Elliott will nonetheless be going to the drawing board before making his next move, although the trainer has already suggested that Aintree is the most viable target for Don Poli now. Should he turn on Merseyside in the spring, it won’t surprise anyone if Don Poli ends up being favourite for the Grand National 2017.
Don Poli is a divisive figure, despite his consistent form and Grade One-winning past adventures. Twice a Cheltenham Festival scorer, once over hurdles and once in a three-mile chase, he has earned himself a reputation for being quite a slow horse. While it wouldn’t ultimately pay to argue differently, a review of his win in the Martin Pipe over hurdles at Cheltenham in 2014 certainly offers a different perspective.
His first run for Elliott was the 15th career start for Don Poli, who won’t turn eight until the New Year. Prior to his Down Royal disaster, he had finished outside of the first three just once in 14 attempts. That is a mightily impressive air of consistency and performance for a horse dubbed to be one-paced.
On plenty of occasions, supporters of Don Poli have longed for more aggressive tactics, particularly last March after he had stayed on into third place in the Gold Cup behind Don Cossack and Djakadam after exaggerated waiting tactics from Davy Russell. Those tactics might have been employed by Geraghty at Down Royal had things played out differently. That race also marked the first time Don Poli had sported headgear. Applied to sharpen his attitude, it could prove that it had an adverse effect.
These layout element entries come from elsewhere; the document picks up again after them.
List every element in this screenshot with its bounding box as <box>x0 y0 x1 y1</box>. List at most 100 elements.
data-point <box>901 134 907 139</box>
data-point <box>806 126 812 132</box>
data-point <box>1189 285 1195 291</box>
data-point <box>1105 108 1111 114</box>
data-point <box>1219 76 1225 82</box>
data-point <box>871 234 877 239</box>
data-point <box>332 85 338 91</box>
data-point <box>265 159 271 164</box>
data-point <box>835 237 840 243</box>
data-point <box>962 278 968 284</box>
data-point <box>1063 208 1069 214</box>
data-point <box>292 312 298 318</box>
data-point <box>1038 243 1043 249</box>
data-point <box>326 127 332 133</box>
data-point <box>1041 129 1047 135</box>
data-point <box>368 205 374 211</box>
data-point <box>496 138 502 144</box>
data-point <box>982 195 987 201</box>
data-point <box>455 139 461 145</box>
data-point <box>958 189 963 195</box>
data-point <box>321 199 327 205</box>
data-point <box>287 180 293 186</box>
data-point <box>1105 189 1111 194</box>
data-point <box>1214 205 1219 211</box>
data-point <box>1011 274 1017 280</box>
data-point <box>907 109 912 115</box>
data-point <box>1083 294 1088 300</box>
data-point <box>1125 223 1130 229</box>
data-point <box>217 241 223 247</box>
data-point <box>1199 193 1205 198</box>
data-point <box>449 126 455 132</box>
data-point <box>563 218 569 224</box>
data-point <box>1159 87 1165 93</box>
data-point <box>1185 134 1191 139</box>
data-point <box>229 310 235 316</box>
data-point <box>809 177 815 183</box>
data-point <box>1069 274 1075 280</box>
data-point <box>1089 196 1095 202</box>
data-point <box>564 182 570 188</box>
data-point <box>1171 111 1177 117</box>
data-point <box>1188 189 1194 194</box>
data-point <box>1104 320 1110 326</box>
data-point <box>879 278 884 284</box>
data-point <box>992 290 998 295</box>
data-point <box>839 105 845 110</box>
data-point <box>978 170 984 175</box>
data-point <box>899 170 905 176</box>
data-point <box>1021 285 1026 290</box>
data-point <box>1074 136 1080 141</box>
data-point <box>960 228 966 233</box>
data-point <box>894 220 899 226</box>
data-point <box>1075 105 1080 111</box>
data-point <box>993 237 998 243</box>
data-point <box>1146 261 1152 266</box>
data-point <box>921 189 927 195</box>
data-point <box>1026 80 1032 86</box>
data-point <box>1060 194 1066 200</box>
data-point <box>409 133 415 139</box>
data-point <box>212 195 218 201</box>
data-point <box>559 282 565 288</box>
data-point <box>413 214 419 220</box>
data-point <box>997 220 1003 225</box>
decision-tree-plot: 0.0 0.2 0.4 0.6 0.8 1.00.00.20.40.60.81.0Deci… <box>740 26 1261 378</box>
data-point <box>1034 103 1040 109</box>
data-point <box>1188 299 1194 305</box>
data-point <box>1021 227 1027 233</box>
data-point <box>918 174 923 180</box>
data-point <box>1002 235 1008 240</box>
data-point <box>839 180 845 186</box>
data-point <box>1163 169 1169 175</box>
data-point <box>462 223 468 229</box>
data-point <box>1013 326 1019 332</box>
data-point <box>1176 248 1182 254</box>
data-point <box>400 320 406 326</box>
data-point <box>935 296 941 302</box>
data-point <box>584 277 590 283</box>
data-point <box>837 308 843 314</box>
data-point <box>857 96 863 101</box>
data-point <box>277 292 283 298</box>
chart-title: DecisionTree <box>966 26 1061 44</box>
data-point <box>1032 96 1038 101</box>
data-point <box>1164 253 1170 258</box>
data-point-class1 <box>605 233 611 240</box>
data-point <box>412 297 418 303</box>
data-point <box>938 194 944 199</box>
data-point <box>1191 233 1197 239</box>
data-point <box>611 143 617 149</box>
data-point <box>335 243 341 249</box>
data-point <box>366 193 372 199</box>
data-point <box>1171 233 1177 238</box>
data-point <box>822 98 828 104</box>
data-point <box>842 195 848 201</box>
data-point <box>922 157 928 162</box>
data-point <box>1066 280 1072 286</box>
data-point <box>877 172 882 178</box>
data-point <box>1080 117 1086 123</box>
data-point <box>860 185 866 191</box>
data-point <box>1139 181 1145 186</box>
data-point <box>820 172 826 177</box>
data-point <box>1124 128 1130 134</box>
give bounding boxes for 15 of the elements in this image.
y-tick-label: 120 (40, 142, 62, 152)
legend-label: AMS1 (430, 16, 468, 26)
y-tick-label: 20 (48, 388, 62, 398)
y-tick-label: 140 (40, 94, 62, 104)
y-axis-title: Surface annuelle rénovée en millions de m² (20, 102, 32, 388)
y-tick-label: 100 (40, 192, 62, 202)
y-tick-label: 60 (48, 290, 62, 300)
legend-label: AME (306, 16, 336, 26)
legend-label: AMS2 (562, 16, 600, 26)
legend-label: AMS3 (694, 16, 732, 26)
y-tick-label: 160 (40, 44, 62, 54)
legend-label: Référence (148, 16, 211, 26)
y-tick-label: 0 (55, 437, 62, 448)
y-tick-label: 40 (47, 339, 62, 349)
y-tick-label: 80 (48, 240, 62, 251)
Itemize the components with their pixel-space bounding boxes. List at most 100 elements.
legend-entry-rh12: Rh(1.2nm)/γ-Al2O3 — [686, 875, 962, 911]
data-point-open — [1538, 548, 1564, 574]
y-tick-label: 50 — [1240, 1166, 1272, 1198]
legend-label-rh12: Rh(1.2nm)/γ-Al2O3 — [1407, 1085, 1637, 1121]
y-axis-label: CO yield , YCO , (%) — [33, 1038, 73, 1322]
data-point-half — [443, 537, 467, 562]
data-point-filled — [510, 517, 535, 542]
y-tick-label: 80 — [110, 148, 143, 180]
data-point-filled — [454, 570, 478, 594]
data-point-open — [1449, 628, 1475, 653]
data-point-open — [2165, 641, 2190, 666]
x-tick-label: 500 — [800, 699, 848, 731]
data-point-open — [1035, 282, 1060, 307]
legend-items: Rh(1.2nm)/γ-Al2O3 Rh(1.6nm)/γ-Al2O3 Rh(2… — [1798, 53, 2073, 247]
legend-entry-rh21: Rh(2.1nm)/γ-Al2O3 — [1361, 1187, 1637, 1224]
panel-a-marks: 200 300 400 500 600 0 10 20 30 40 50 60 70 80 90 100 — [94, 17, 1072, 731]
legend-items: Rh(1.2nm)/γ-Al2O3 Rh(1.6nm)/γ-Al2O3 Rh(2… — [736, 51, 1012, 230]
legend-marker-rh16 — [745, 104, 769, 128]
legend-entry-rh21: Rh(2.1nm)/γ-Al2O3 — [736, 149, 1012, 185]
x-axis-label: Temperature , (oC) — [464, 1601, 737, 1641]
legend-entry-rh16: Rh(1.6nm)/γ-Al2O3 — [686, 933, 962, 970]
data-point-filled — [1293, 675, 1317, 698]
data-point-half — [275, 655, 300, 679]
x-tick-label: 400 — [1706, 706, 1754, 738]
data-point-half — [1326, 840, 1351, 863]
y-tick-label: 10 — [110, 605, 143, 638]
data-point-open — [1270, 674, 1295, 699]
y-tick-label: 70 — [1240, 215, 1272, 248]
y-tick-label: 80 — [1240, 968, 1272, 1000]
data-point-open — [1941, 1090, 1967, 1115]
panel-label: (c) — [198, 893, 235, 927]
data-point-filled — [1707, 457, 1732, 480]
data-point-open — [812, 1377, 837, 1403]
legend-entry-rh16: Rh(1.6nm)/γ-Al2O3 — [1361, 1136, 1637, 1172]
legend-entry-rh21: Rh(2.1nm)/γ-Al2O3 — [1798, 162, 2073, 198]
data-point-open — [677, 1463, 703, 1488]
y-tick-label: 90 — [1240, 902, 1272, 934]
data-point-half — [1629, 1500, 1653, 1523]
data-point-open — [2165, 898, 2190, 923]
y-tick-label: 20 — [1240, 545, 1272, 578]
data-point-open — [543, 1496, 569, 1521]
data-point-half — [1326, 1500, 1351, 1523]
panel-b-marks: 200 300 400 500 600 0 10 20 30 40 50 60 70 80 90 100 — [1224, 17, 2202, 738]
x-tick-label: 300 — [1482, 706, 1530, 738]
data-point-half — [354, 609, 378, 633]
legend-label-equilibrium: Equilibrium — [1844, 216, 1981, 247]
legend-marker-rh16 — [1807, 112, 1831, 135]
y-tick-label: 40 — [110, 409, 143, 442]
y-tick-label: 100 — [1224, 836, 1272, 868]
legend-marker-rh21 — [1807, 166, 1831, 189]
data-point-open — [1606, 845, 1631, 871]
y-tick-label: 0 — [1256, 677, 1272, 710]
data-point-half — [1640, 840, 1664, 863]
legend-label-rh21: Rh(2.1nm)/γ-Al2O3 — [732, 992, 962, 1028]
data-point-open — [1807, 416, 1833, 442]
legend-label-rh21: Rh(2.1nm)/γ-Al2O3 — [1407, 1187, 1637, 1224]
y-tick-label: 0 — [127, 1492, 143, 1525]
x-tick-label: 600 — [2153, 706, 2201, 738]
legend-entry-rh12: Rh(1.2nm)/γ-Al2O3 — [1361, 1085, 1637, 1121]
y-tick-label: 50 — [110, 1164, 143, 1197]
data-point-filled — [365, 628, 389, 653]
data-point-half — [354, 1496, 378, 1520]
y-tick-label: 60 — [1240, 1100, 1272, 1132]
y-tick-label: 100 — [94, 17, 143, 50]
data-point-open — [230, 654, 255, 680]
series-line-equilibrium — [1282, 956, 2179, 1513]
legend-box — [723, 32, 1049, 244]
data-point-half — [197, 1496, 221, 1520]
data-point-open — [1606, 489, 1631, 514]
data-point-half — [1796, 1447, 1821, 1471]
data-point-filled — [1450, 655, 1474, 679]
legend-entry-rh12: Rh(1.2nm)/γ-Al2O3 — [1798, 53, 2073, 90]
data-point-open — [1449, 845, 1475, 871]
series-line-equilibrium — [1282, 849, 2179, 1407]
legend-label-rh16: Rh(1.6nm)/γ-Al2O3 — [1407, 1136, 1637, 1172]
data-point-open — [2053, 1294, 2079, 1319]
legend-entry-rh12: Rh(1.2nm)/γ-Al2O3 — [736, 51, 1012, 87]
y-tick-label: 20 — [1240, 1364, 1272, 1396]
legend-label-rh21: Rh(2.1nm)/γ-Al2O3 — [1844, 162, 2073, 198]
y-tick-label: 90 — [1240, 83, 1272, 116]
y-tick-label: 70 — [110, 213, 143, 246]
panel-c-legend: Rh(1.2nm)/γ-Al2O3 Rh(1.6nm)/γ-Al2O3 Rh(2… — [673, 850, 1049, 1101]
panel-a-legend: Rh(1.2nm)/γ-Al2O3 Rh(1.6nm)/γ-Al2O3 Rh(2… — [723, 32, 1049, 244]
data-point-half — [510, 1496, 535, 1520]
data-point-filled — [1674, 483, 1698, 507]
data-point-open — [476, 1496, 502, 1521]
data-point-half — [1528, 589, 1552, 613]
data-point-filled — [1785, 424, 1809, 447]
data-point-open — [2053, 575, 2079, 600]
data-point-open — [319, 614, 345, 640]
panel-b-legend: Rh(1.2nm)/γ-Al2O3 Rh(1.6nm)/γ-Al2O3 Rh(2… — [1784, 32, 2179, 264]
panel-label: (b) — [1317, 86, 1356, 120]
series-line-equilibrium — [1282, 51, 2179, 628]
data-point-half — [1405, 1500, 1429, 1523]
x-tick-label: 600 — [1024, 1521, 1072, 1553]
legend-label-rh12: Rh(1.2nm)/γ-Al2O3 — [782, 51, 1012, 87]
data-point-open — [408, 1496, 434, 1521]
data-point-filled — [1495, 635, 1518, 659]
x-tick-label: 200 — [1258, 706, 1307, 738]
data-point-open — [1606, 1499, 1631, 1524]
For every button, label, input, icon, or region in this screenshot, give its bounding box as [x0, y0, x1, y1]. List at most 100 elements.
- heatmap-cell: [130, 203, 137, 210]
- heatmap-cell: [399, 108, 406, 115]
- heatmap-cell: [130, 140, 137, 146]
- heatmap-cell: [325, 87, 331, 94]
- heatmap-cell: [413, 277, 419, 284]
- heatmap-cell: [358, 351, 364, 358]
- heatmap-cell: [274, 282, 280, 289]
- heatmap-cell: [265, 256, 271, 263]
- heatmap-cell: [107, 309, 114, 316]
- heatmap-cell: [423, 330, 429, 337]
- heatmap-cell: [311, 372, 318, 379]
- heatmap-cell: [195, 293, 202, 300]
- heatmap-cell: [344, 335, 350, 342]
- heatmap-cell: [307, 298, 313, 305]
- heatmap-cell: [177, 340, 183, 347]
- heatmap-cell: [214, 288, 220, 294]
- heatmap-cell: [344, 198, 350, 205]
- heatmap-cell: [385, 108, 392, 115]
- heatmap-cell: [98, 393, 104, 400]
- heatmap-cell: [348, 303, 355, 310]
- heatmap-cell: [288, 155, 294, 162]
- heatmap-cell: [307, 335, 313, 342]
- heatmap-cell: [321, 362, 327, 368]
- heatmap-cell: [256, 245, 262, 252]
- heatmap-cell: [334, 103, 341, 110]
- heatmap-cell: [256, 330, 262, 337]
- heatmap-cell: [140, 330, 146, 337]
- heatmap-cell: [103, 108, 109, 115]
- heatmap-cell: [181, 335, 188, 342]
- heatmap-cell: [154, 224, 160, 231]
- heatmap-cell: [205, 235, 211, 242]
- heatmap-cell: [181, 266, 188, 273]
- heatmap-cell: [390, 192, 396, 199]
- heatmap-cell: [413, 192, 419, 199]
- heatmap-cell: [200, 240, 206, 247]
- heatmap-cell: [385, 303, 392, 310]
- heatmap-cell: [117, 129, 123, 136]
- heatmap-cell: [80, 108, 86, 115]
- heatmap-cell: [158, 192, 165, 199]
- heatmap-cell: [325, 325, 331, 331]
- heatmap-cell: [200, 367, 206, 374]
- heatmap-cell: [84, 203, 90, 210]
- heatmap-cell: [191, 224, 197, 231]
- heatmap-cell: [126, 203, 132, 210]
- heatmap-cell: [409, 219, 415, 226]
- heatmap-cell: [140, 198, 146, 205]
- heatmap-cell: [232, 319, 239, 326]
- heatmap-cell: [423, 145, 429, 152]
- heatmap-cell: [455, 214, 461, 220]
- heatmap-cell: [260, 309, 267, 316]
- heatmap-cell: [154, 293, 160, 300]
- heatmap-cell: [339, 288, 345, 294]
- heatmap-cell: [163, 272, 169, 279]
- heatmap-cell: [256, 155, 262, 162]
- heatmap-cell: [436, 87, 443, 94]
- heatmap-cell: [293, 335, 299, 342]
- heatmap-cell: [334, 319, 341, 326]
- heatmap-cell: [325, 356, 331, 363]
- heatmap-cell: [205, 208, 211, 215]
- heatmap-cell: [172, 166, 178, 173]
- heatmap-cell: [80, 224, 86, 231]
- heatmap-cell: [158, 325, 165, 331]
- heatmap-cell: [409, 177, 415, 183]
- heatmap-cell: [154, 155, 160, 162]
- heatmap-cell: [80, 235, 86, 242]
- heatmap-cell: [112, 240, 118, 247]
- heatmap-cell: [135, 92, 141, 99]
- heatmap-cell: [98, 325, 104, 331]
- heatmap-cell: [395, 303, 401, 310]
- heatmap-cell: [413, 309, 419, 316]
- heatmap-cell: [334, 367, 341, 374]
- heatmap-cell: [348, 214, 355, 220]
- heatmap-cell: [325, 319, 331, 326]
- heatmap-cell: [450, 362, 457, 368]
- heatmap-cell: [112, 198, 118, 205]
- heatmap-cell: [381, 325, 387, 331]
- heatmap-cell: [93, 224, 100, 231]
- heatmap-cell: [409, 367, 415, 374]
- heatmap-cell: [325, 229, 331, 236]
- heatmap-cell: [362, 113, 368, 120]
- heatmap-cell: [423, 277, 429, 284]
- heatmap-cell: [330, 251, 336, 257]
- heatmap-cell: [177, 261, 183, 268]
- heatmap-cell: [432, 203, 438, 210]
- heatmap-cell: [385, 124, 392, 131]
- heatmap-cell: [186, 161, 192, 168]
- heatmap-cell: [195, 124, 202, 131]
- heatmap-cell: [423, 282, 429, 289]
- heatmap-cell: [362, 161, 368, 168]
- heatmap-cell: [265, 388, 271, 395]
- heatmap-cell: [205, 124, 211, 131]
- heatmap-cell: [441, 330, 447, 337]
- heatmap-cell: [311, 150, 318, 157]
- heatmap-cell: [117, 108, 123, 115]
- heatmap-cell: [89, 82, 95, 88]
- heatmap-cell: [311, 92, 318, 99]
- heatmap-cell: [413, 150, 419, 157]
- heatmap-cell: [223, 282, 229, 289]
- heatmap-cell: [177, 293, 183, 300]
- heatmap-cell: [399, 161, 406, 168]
Good enough for third in the Cheltenham Gold Cup, Don Poli now looks booked for a tilt at the Grand National in 2017. His new trainer is a master of preparation for such races and given how bad things began for the Elliott/Don Poli partnership, there will be plenty willing to write them off. He might not be seen much on the track this winter, but the suggestion is to be wary of Don Poli come the springtime. It could well come to pass that Aintree and the world’s most iconic steeplechase are his destiny.